Mas quando apareceu Erico de Aguiar Picanço todas as pessoas que assistiam a
entrada exclamaram um “oh!” de surpresa e admiração, pois Esmeralda Picanço
portava as suas famosas esmeraldas: era um colar e brincos de esmeraldas e
diamantes famosos na alta sociedade manauara, realçados pelo belo pescoço e o
vestido de seda preta de sua dona. O vestido não tinha nenhum bordado nem
enfeite. As esmeraldas e brilhantes iluminaram a entrada.
E
assim foram chegando os convidados, que era elite do Norte do Brasil. Um dos
últimos a chegar foi o Governado Fileto Pires Ferreira, com a esposa. E o
último o ex-governador Eduardo Gonçalves Ribeiro, aplaudido pelo povo que
estava na rua, desprezado pelos convidados de dentro. Eduardo Ribeiro, como
sempre, veio com uniforme militar, acompanhado por dois soldados. Entrou
rapidamente, atravessou o hall sem cumprimentar ninguém, subiu as escadarias
com velocidade e sumiu no camarote. Os dois soldados não entraram, ficaram de
guarda, na porta.
O
Teatro ainda não estava ainda totalmente pronto. No “Salão Nobre”, em taças de
cristal, servia-se o champanha La Grand Dame Veuve Clicquo. E se fazia
política, conspirava-se. Conspirava-se contra o Governador Fileto Pires
Ferreira, que já estava no camarote do Governo, conspirava-se contra Eduardo
Ribeiro, que se escondera na penumbra. Em sussurros, no pé do ouvido, algumas
figuras diziam: “- Fileto vai viajar para Paris...”
-
Agora que Fileto e o negro estão rompidos é hora de agir, disse o outro.
No
início do espetáculo falou o Governador Fileto Pires Ferreira, do alto do seu
camarote central. Grande orador, inflamado, de improviso, inaugurou o Teatro.

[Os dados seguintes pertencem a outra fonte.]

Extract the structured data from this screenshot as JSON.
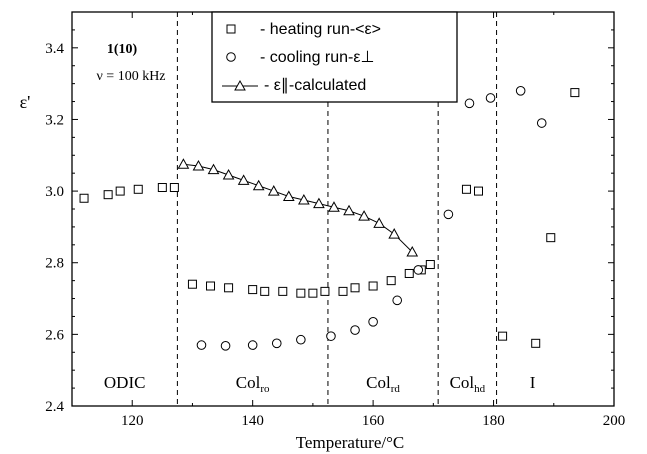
{
  "chart_data": {
    "type": "scatter",
    "xlabel": "Temperature/°C",
    "ylabel": "ε'",
    "xlim": [
      110,
      200
    ],
    "ylim": [
      2.4,
      3.5
    ],
    "x_ticks": [
      "120",
      "140",
      "160",
      "180",
      "200"
    ],
    "y_ticks": [
      "2.4",
      "2.6",
      "2.8",
      "3.0",
      "3.2",
      "3.4"
    ],
    "annotation": {
      "compound": "1(10)",
      "frequency": "ν = 100 kHz"
    },
    "legend": {
      "position": "top-center"
    },
    "phase_boundaries": [
      127.5,
      152.5,
      170.8,
      180.5
    ],
    "phase_labels": [
      {
        "text": "ODIC",
        "sub": ""
      },
      {
        "text": "Col",
        "sub": "ro"
      },
      {
        "text": "Col",
        "sub": "rd"
      },
      {
        "text": "Col",
        "sub": "hd"
      },
      {
        "text": "I",
        "sub": ""
      }
    ],
    "series": [
      {
        "name": "- heating run-<ε>",
        "marker": "square",
        "points": [
          [
            112,
            2.98
          ],
          [
            116,
            2.99
          ],
          [
            118,
            3.0
          ],
          [
            121,
            3.005
          ],
          [
            125,
            3.01
          ],
          [
            127,
            3.01
          ],
          [
            130,
            2.74
          ],
          [
            133,
            2.735
          ],
          [
            136,
            2.73
          ],
          [
            140,
            2.725
          ],
          [
            142,
            2.72
          ],
          [
            145,
            2.72
          ],
          [
            148,
            2.715
          ],
          [
            150,
            2.715
          ],
          [
            152,
            2.72
          ],
          [
            155,
            2.72
          ],
          [
            157,
            2.73
          ],
          [
            160,
            2.735
          ],
          [
            163,
            2.75
          ],
          [
            166,
            2.77
          ],
          [
            168,
            2.78
          ],
          [
            169.5,
            2.795
          ],
          [
            175.5,
            3.005
          ],
          [
            177.5,
            3.0
          ],
          [
            181.5,
            2.595
          ],
          [
            187,
            2.575
          ],
          [
            189.5,
            2.87
          ],
          [
            193.5,
            3.275
          ]
        ]
      },
      {
        "name": "- cooling run-ε⊥",
        "marker": "circle",
        "points": [
          [
            131.5,
            2.57
          ],
          [
            135.5,
            2.568
          ],
          [
            140,
            2.57
          ],
          [
            144,
            2.575
          ],
          [
            148,
            2.585
          ],
          [
            153,
            2.595
          ],
          [
            157,
            2.612
          ],
          [
            160,
            2.635
          ],
          [
            164,
            2.695
          ],
          [
            167.5,
            2.78
          ],
          [
            172.5,
            2.935
          ],
          [
            176,
            3.245
          ],
          [
            179.5,
            3.26
          ],
          [
            184.5,
            3.28
          ],
          [
            188,
            3.19
          ]
        ]
      },
      {
        "name": "- ε∥-calculated",
        "marker": "triangle",
        "line": true,
        "points": [
          [
            128.5,
            3.075
          ],
          [
            131,
            3.07
          ],
          [
            133.5,
            3.06
          ],
          [
            136,
            3.045
          ],
          [
            138.5,
            3.03
          ],
          [
            141,
            3.015
          ],
          [
            143.5,
            3.0
          ],
          [
            146,
            2.985
          ],
          [
            148.5,
            2.975
          ],
          [
            151,
            2.965
          ],
          [
            153.5,
            2.955
          ],
          [
            156,
            2.945
          ],
          [
            158.5,
            2.93
          ],
          [
            161,
            2.91
          ],
          [
            163.5,
            2.88
          ],
          [
            166.5,
            2.83
          ]
        ]
      }
    ]
  }
}
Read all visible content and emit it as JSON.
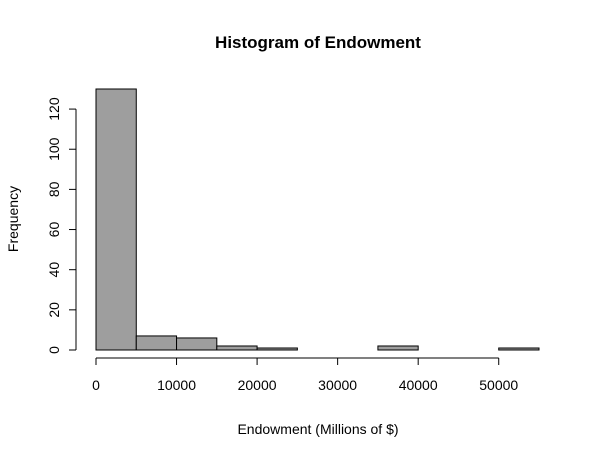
{
  "chart_data": {
    "type": "bar",
    "title": "Histogram of Endowment",
    "xlabel": "Endowment (Millions of $)",
    "ylabel": "Frequency",
    "bin_edges": [
      0,
      5000,
      10000,
      15000,
      20000,
      25000,
      30000,
      35000,
      40000,
      45000,
      50000,
      55000
    ],
    "values": [
      130,
      7,
      6,
      2,
      1,
      0,
      0,
      2,
      0,
      0,
      1
    ],
    "xlim": [
      0,
      55000
    ],
    "ylim": [
      0,
      130
    ],
    "x_ticks": [
      0,
      10000,
      20000,
      30000,
      40000,
      50000
    ],
    "x_tick_labels": [
      "0",
      "10000",
      "20000",
      "30000",
      "40000",
      "50000"
    ],
    "y_ticks": [
      0,
      20,
      40,
      60,
      80,
      100,
      120
    ],
    "y_tick_labels": [
      "0",
      "20",
      "40",
      "60",
      "80",
      "100",
      "120"
    ],
    "bar_color": "#9e9e9e",
    "grid": false,
    "legend": "none"
  }
}
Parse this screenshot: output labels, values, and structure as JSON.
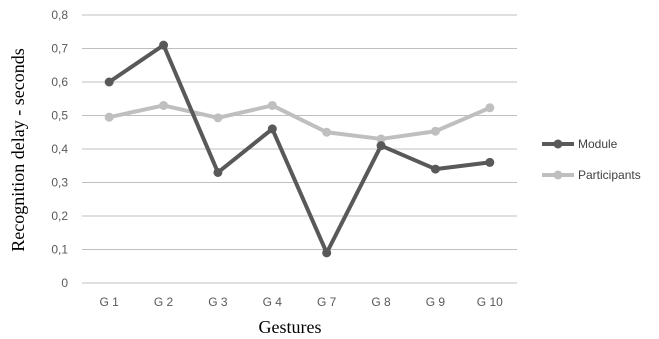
{
  "chart_data": {
    "type": "line",
    "categories": [
      "G 1",
      "G 2",
      "G 3",
      "G 4",
      "G 7",
      "G 8",
      "G 9",
      "G 10"
    ],
    "series": [
      {
        "name": "Module",
        "color": "#595959",
        "values": [
          0.6,
          0.71,
          0.33,
          0.46,
          0.09,
          0.41,
          0.34,
          0.36
        ]
      },
      {
        "name": "Participants",
        "color": "#bfbfbf",
        "values": [
          0.495,
          0.53,
          0.493,
          0.53,
          0.45,
          0.43,
          0.453,
          0.523
        ]
      }
    ],
    "xlabel": "Gestures",
    "ylabel": "Recognition delay - seconds",
    "ylim": [
      0,
      0.8
    ],
    "yticks": [
      "0",
      "0,1",
      "0,2",
      "0,3",
      "0,4",
      "0,5",
      "0,6",
      "0,7",
      "0,8"
    ],
    "grid": true,
    "legend": "right"
  }
}
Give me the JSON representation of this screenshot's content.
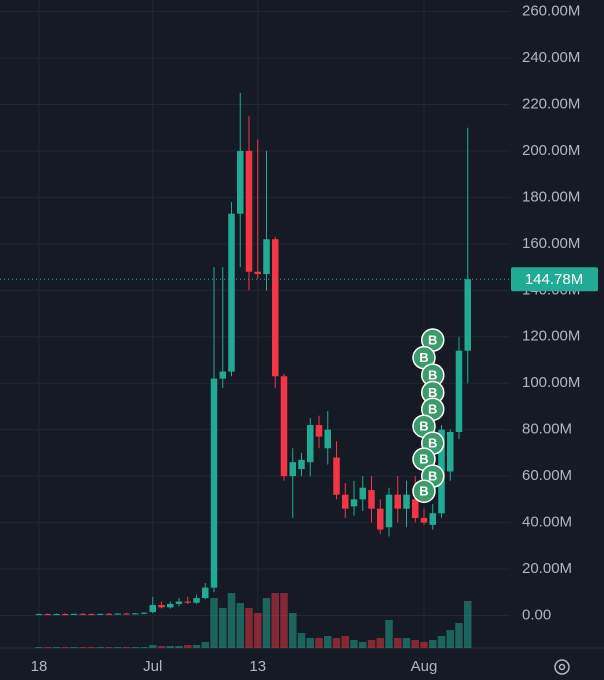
{
  "chart_data": {
    "type": "candlestick",
    "categories": [
      "18",
      null,
      null,
      null,
      null,
      null,
      null,
      null,
      null,
      null,
      null,
      null,
      null,
      "Jul",
      null,
      null,
      null,
      null,
      null,
      null,
      null,
      null,
      null,
      null,
      null,
      "13",
      null,
      null,
      null,
      null,
      null,
      null,
      null,
      null,
      null,
      null,
      null,
      null,
      null,
      null,
      null,
      null,
      null,
      null,
      "Aug",
      null,
      null,
      null,
      null,
      null
    ],
    "open": [
      0.5,
      0.6,
      0.5,
      0.6,
      0.5,
      0.7,
      0.6,
      0.5,
      0.7,
      0.6,
      0.8,
      0.7,
      0.9,
      1.5,
      4.5,
      3.5,
      5,
      6,
      5.5,
      7.5,
      12,
      102,
      105,
      173,
      200,
      148,
      147,
      162,
      103,
      60,
      63,
      66,
      82,
      72,
      68,
      52,
      47,
      50,
      54,
      46,
      38,
      52,
      46,
      50,
      42,
      39,
      44,
      62,
      79,
      114
    ],
    "high": [
      0.8,
      0.9,
      0.8,
      1,
      0.8,
      1,
      0.9,
      0.9,
      1.1,
      1,
      1.2,
      1.1,
      1.4,
      8,
      6,
      6,
      7.5,
      8,
      9,
      14,
      150,
      150,
      178,
      225,
      215,
      205,
      200,
      163,
      104,
      72,
      70,
      85,
      86,
      88,
      75,
      57,
      58,
      60,
      60,
      50,
      55,
      60,
      58,
      60,
      46,
      48,
      82,
      80,
      120,
      210
    ],
    "low": [
      0.3,
      0.4,
      0.3,
      0.4,
      0.3,
      0.5,
      0.4,
      0.3,
      0.5,
      0.4,
      0.6,
      0.5,
      0.6,
      1,
      3,
      3,
      4,
      5,
      5,
      7,
      10,
      98,
      103,
      150,
      140,
      145,
      140,
      98,
      58,
      42,
      60,
      60,
      72,
      65,
      50,
      42,
      43,
      45,
      40,
      35,
      34,
      40,
      38,
      40,
      39,
      37,
      42,
      58,
      76,
      100
    ],
    "close": [
      0.6,
      0.5,
      0.6,
      0.5,
      0.7,
      0.6,
      0.5,
      0.7,
      0.6,
      0.8,
      0.7,
      0.9,
      1.2,
      4.5,
      3.5,
      5,
      6,
      5.5,
      7.5,
      12,
      102,
      105,
      173,
      200,
      148,
      147,
      162,
      103,
      60,
      66,
      67,
      82,
      77,
      80,
      52,
      46,
      50,
      55,
      46,
      37,
      52,
      46,
      52,
      42,
      40,
      44,
      80,
      79,
      114,
      144.78
    ],
    "volume": [
      1,
      1,
      1,
      1,
      1,
      1,
      1,
      1,
      1,
      1,
      1,
      1,
      1,
      3,
      2,
      2,
      2,
      3,
      3,
      6,
      50,
      40,
      55,
      45,
      40,
      35,
      50,
      55,
      55,
      35,
      15,
      10,
      10,
      12,
      10,
      12,
      8,
      6,
      8,
      10,
      28,
      10,
      10,
      8,
      6,
      8,
      12,
      18,
      25,
      47
    ],
    "up_color": "#22ab94",
    "down_color": "#f23645",
    "ylim": [
      -14,
      265
    ],
    "yticks": [
      {
        "value": 0,
        "label": "0.00"
      },
      {
        "value": 20,
        "label": "20.00M"
      },
      {
        "value": 40,
        "label": "40.00M"
      },
      {
        "value": 60,
        "label": "60.00M"
      },
      {
        "value": 80,
        "label": "80.00M"
      },
      {
        "value": 100,
        "label": "100.00M"
      },
      {
        "value": 120,
        "label": "120.00M"
      },
      {
        "value": 140,
        "label": "140.00M"
      },
      {
        "value": 160,
        "label": "160.00M"
      },
      {
        "value": 180,
        "label": "180.00M"
      },
      {
        "value": 200,
        "label": "200.00M"
      },
      {
        "value": 220,
        "label": "220.00M"
      },
      {
        "value": 240,
        "label": "240.00M"
      },
      {
        "value": 260,
        "label": "260.00M"
      }
    ],
    "last_price": {
      "value": 144.78,
      "label": "144.78M"
    },
    "markers": {
      "label": "B",
      "index": [
        45,
        44,
        45,
        45,
        45,
        44,
        45,
        44,
        45,
        44
      ],
      "values": [
        118.6,
        111,
        103.5,
        96,
        88.8,
        81.5,
        74.2,
        67.3,
        60,
        53.5
      ]
    },
    "grid": true
  }
}
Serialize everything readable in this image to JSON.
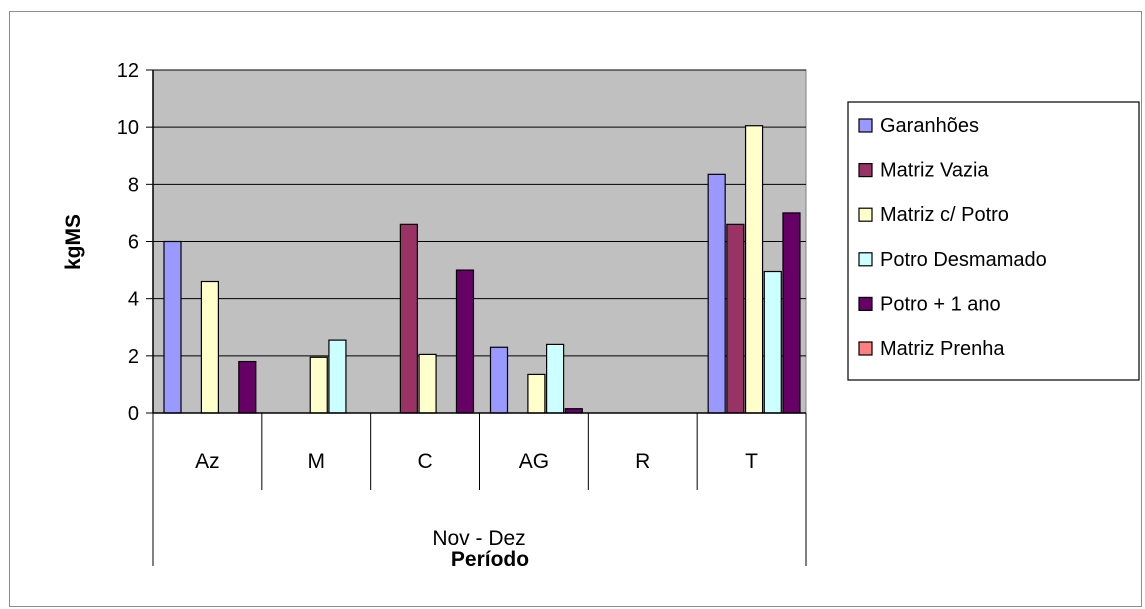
{
  "chart_data": {
    "type": "bar",
    "title": "",
    "ylabel": "kgMS",
    "xlabel": "Período",
    "group_label": "Nov - Dez",
    "categories": [
      "Az",
      "M",
      "C",
      "AG",
      "R",
      "T"
    ],
    "ylim": [
      0,
      12
    ],
    "yticks": [
      "0",
      "2",
      "4",
      "6",
      "8",
      "10",
      "12"
    ],
    "grid": true,
    "legend_position": "right",
    "series": [
      {
        "name": "Garanhões",
        "color": "#9999ff",
        "values": [
          6.0,
          0,
          0,
          2.3,
          0,
          8.35
        ]
      },
      {
        "name": "Matriz Vazia",
        "color": "#993366",
        "values": [
          0,
          0,
          6.6,
          0,
          0,
          6.6
        ]
      },
      {
        "name": "Matriz c/ Potro",
        "color": "#ffffcc",
        "values": [
          4.6,
          1.95,
          2.05,
          1.35,
          0,
          10.05
        ]
      },
      {
        "name": "Potro Desmamado",
        "color": "#ccffff",
        "values": [
          0,
          2.55,
          0,
          2.4,
          0,
          4.95
        ]
      },
      {
        "name": "Potro + 1 ano",
        "color": "#660066",
        "values": [
          1.8,
          0,
          5.0,
          0.15,
          0,
          7.0
        ]
      },
      {
        "name": "Matriz Prenha",
        "color": "#ff8080",
        "values": [
          0,
          0,
          0,
          0,
          0,
          0
        ]
      }
    ],
    "plot_background": "#c0c0c0"
  }
}
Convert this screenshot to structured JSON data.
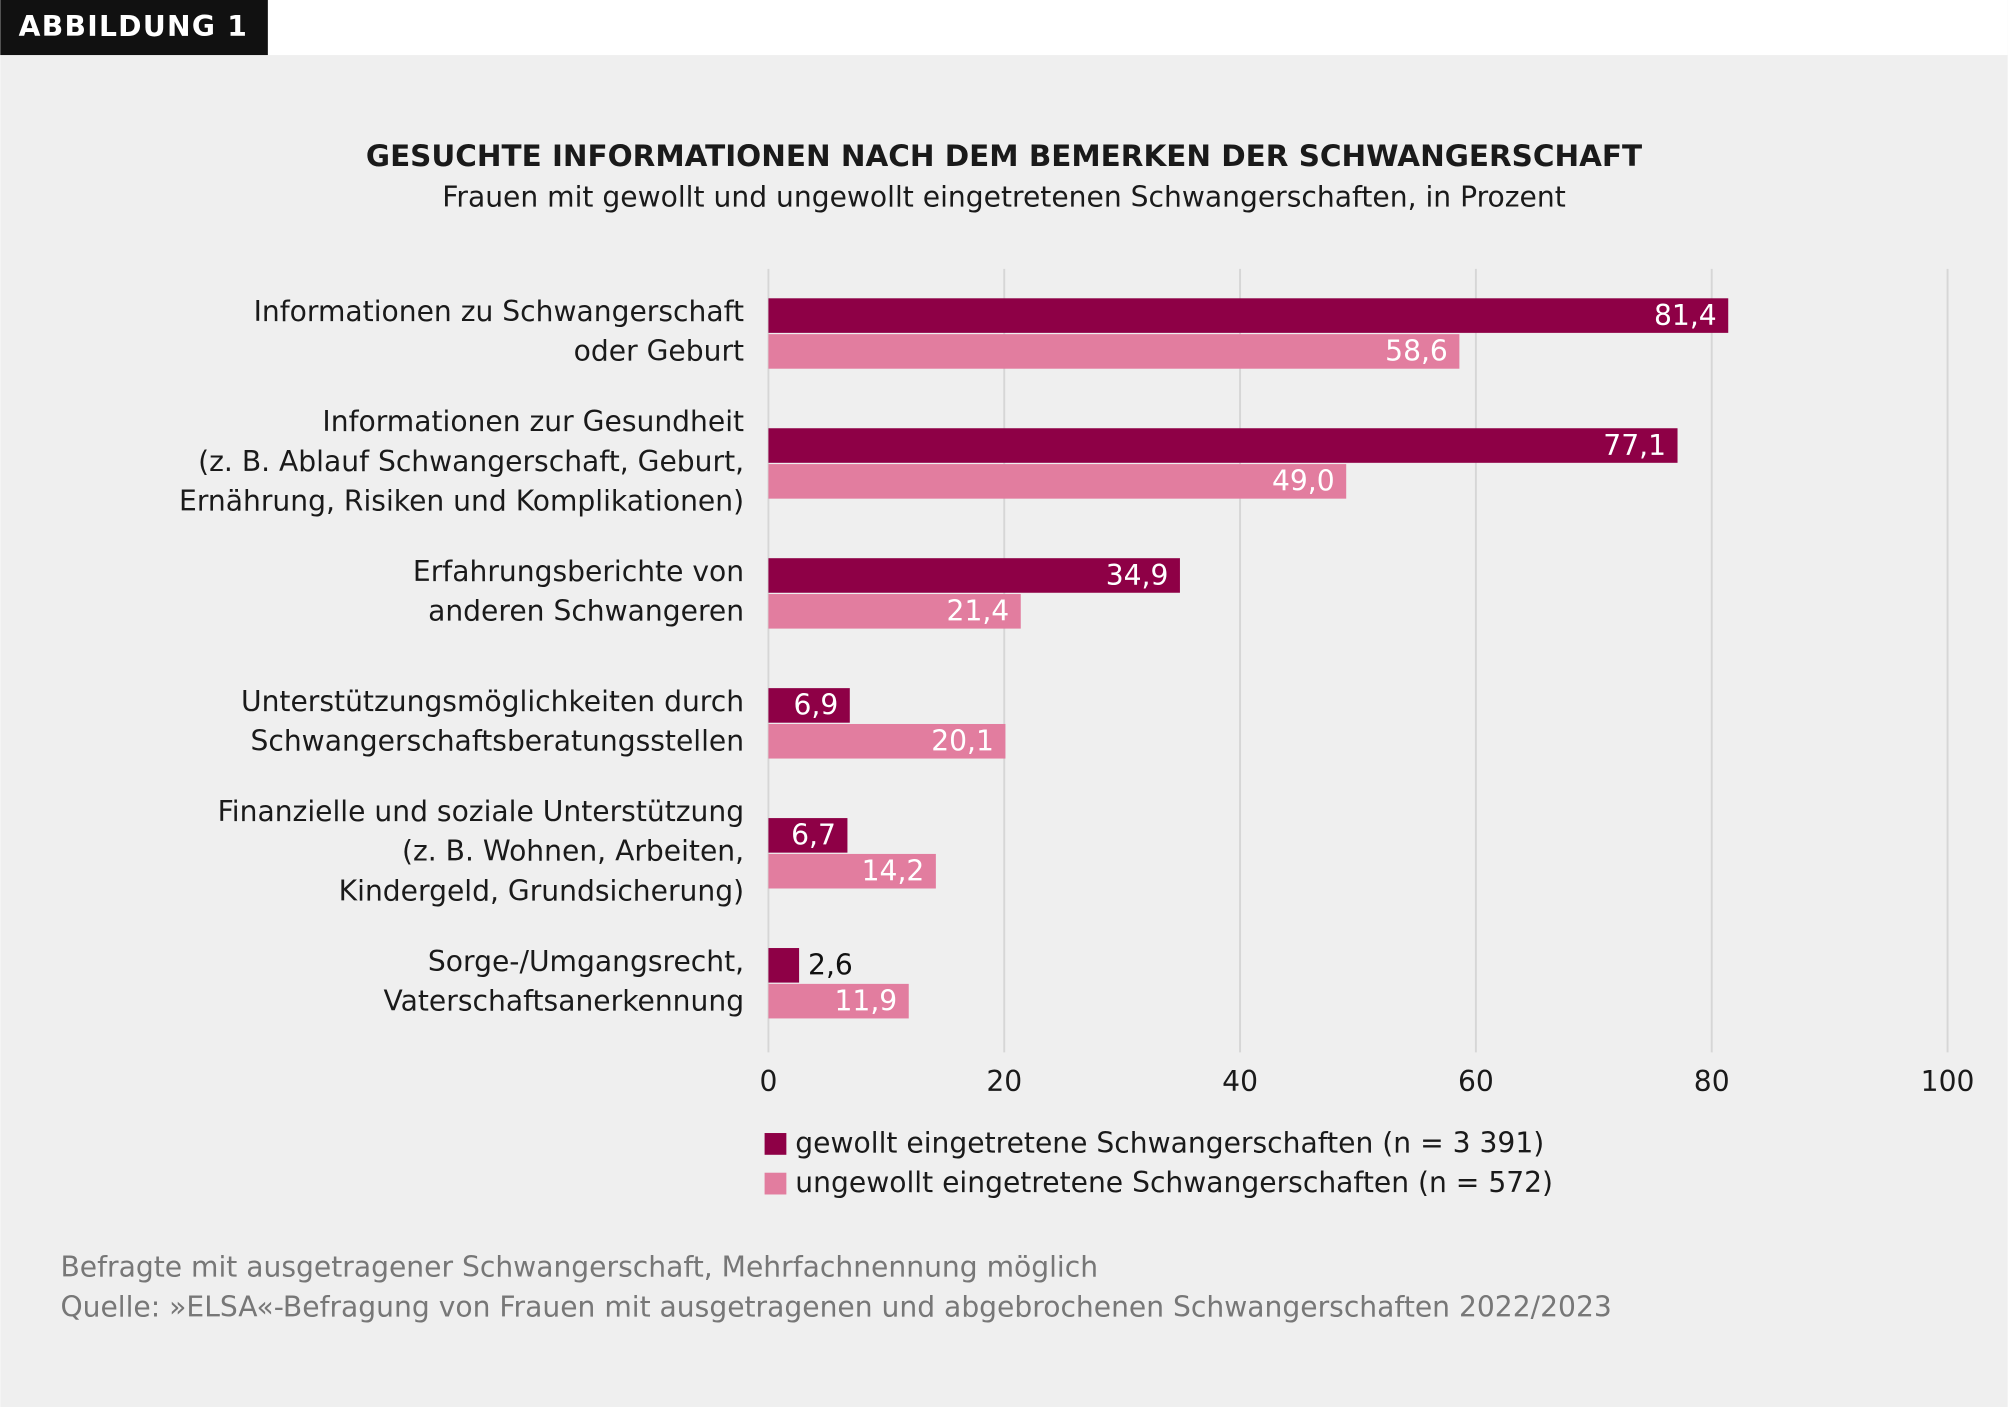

Seu discurso foi recebido friamente pela elite que já conspirava contra ele. E
embora tivesse de relações rompidas com o ex-governador, anunciou:
-
Temos a satisfação de ver entre nós o grande realizador da obra, o construtor
deste imponente Teatro, o Governador Eduardo Ribeiro.
Neste
momento irrompeu uma grande vaia, vinda de todos os lados.
E
mais tarde, no meio da ópera, na “Dança das horas”, ouviu-se alguém gritar:
-
É preciso eliminar o negro! – e uma gargalhada geral.
Eduardo
Ribeiro naquele momento se retirou e nunca mais voltou ao teatro.”